Thursday, 9 October 2008

Jogja & Solo Revisited II - Karaton Kasunanan, Solo

Solo, aka Surakata, was the twin city of Jogja during the Mataram dynasty of the 18th century as well as during Dutch colonisation. The rivalry between the two cities is endemic and continues to this day. From 1945 to 1948, the Dutch re-occupied various regions in Java including Yogyakarta, Surakarta and surrounding areas.
A visit to the Karaton Kasunanan in Solo, built in 1745, is guaranteed to transport you back to the enchanting Mataram Kingdom. This elegant palace complex is well maintained and palace guides do a thorough job of showing visitors around.

The Throne Hall occupies central position, the central axis orientated in a north-south direction. Next in importance, armaments, strategically positioned adjacent to the king.
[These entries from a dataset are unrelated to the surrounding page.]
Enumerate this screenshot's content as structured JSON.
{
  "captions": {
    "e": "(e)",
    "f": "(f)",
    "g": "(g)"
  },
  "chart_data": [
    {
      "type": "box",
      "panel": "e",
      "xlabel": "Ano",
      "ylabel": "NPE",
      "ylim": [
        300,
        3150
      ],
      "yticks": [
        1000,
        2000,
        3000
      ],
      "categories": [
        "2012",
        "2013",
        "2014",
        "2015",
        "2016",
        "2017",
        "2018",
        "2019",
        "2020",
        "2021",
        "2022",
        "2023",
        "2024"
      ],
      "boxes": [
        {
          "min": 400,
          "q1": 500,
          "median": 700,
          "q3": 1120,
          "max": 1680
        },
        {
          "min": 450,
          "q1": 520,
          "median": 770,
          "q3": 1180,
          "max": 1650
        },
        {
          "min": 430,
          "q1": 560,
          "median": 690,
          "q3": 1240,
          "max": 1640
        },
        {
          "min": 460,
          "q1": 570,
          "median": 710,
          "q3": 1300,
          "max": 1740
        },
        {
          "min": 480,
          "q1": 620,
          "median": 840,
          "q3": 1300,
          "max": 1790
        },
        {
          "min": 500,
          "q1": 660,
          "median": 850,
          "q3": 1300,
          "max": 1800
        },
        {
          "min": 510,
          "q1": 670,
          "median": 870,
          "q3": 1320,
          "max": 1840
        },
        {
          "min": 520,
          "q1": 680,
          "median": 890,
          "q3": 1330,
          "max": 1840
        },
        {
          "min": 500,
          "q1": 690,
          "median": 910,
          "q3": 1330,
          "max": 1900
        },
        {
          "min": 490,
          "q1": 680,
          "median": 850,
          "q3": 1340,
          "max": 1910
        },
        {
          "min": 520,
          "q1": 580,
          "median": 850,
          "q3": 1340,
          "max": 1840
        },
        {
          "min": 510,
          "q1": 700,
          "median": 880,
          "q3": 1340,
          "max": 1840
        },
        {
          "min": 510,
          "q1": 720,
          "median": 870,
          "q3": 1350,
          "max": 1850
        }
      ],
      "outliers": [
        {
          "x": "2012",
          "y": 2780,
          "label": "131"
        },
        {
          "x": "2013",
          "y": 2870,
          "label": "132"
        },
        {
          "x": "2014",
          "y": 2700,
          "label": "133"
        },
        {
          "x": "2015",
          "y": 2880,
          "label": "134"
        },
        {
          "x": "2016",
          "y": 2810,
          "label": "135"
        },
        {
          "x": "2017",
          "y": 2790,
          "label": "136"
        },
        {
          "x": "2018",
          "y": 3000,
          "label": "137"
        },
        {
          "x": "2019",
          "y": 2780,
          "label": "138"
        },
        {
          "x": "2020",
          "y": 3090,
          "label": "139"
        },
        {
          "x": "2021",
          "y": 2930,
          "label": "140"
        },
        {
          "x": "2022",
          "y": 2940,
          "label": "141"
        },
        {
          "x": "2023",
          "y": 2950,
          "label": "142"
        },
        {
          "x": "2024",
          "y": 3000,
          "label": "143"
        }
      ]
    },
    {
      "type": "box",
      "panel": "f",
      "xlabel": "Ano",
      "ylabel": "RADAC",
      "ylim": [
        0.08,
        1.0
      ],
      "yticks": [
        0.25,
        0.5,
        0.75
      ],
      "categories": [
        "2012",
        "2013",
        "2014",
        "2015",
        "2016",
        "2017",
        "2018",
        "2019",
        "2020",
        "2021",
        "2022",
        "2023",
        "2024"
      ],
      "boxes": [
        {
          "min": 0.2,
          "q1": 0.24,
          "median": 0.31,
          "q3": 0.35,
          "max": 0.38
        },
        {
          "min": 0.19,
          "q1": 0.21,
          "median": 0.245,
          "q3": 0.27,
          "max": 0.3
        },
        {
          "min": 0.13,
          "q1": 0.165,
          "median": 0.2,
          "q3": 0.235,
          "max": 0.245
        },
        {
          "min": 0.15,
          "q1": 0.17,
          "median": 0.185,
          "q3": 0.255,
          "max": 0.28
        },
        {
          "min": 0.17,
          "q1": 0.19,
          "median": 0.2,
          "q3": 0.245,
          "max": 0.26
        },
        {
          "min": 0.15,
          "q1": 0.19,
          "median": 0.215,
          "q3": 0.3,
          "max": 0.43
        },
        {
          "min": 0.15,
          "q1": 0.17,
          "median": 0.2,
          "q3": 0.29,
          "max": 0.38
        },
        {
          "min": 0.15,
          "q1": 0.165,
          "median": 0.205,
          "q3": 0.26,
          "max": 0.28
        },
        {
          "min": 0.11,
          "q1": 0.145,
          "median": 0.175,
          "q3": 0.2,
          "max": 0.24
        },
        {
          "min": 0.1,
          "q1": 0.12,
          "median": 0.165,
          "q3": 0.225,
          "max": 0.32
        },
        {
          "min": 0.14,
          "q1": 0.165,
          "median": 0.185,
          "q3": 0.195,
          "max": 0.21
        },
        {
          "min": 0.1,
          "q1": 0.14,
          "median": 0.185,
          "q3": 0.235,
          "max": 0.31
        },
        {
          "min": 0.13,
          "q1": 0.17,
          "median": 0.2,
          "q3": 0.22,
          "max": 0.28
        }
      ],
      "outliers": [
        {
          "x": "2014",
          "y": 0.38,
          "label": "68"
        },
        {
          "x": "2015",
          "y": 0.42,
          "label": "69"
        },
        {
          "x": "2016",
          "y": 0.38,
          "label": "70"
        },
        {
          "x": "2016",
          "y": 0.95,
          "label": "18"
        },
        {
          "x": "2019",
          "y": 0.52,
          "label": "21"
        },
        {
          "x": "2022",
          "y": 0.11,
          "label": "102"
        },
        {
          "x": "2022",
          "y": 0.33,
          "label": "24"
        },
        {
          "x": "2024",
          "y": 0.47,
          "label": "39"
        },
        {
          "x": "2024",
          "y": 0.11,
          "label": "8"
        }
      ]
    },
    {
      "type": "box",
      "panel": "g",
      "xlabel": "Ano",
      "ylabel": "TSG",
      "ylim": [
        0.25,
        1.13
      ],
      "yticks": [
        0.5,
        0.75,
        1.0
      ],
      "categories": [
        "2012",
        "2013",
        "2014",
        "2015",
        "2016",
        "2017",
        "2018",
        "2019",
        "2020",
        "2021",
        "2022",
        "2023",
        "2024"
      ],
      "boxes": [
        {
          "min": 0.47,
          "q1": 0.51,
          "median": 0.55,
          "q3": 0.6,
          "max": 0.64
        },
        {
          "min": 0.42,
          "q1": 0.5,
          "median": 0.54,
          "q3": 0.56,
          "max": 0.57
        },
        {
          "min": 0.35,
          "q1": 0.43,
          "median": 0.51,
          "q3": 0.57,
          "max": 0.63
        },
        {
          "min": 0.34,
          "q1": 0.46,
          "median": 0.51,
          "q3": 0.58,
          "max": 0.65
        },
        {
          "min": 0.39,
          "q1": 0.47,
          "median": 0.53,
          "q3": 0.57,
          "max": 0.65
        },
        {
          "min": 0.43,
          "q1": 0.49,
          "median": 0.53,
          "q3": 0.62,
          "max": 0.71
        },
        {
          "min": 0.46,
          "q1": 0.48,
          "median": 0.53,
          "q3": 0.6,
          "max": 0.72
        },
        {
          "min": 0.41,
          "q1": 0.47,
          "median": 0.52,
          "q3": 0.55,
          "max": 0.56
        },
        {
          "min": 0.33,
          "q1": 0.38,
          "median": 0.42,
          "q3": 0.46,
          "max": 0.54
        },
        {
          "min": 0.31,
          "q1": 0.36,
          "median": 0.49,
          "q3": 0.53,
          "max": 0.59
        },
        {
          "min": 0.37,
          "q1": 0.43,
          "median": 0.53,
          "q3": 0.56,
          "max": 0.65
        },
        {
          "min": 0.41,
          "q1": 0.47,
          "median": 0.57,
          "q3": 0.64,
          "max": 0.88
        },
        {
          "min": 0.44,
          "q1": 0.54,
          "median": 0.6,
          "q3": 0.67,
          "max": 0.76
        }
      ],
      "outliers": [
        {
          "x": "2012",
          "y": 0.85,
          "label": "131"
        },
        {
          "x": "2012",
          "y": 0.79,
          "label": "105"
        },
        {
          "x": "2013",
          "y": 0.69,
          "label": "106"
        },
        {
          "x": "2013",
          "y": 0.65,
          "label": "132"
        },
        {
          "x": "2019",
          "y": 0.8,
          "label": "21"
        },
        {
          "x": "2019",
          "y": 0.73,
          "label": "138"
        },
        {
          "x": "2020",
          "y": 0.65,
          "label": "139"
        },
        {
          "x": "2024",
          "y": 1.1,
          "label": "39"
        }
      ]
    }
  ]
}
The surrounding spacious yard was where the people could gather to wait their turn to meet the king.
Airy verandas lead to and from the many halls decorated with stained-glass panels, ornate balustrades and traditional wood carvings.
The attention to detail sets an alluring presence .

Ornate lamp posts; Dutch influence

Loving detail; museum piece

Traditional plaster work; wooden eaves

Residential quarters on the Palace grounds.
The music pavilion adds to the eclectic ambiance, an obvious admiration for things European. Imagine an afternoon of music and dancing with ladies of the court. Practice makes perfect . . . Palace officials reciting the Imperial history with lead tutor giving feedback on intonation and rhythm.
The Palace sage bent over the scriptures and chanting in full meditation. He must be close to 90.
Culture and tradition speak for itself. We are what we are made from . . . a fact hard to deny.